The detective had smiled sympathetically at him.

And then asked if Alice had ever run off before. Maybe she’d gotten herself into something she couldn’t get out of. “She have a pimp?” the detective had asked.

David had been barely able to stop himself from reaching across the desk and grabbing the detective by the back of his neck and slamming his face against the table. “Would you be asking me these same questions if she was white?” he’d spat.

“Of course, sir,” the detective had said, sounding coolly amused. “Of course we would.”

He hadn’t believed that in the slightest.

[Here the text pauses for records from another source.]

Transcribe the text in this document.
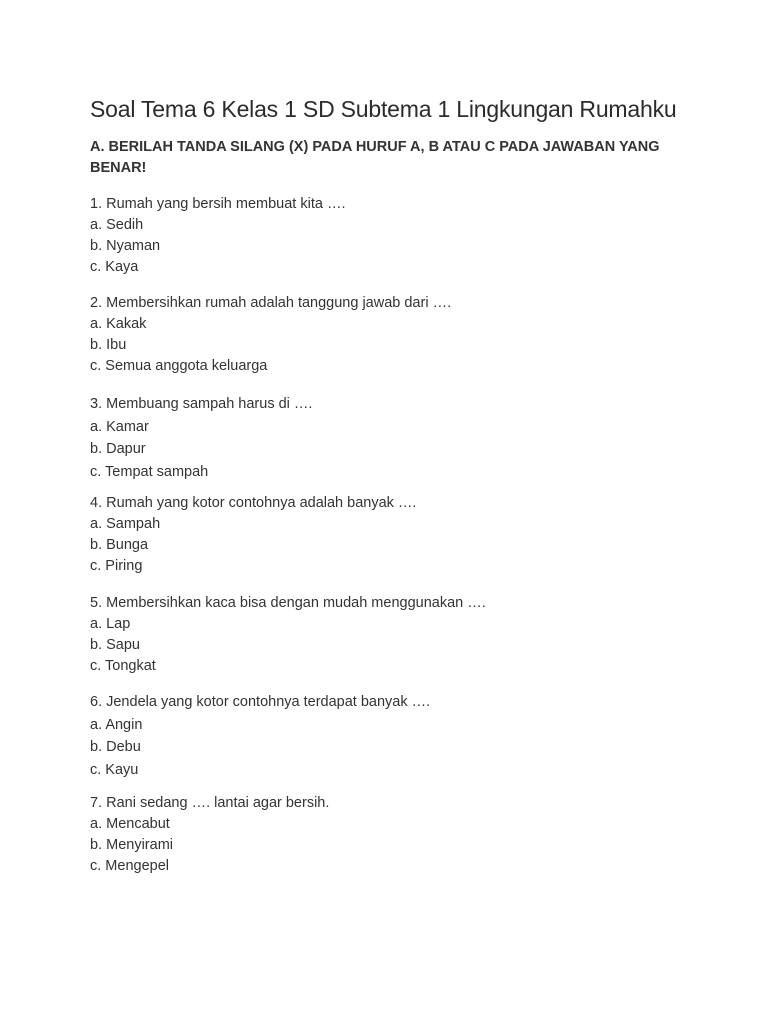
Soal Tema 6 Kelas 1 SD Subtema 1 Lingkungan Rumahku
A. BERILAH TANDA SILANG (X) PADA HURUF A, B ATAU C PADA JAWABAN YANG BENAR!
1. Rumah yang bersih membuat kita ….
a. Sedih
b. Nyaman
c. Kaya
2. Membersihkan rumah adalah tanggung jawab dari ….
a. Kakak
b. Ibu
c. Semua anggota keluarga
3. Membuang sampah harus di ….
a. Kamar
b. Dapur
c. Tempat sampah
4. Rumah yang kotor contohnya adalah banyak ….
a. Sampah
b. Bunga
c. Piring
5. Membersihkan kaca bisa dengan mudah menggunakan ….
a. Lap
b. Sapu
c. Tongkat
6. Jendela yang kotor contohnya terdapat banyak ….
a. Angin
b. Debu
c. Kayu
7. Rani sedang …. lantai agar bersih.
a. Mencabut
b. Menyirami
c. Mengepel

He should have taken that as a sign. He and Phillip would learn very quickly that many people were, at best, indifferent to a missing black woman. The worst of them were dismissive. They were on the news in DC and in Virginia and Maryland, but it faded. Within a week. They watched in horror as she went from the second or third story to not even being mentioned at all. They’d been outraged, as had Alice’s friends, and GWU had held a vigil for her, a candlelight vigil, and later, much, much later, David would find the photos from that night of him standing on the stage with his arm around Phillip’s shoulders. Phillip, whose face was pressed against David’s neck while David himself spoke to the large crowd that had stood before him.

And when night came, when they would both be wide-awake and staring at the ceiling, unable to even contemplate sleep even though they were both so, so tired, he would think to himself, You keep going, sweetheart. Wherever you are, you keep going, because your papa and I are coming for you. I will not stop. I will never stop.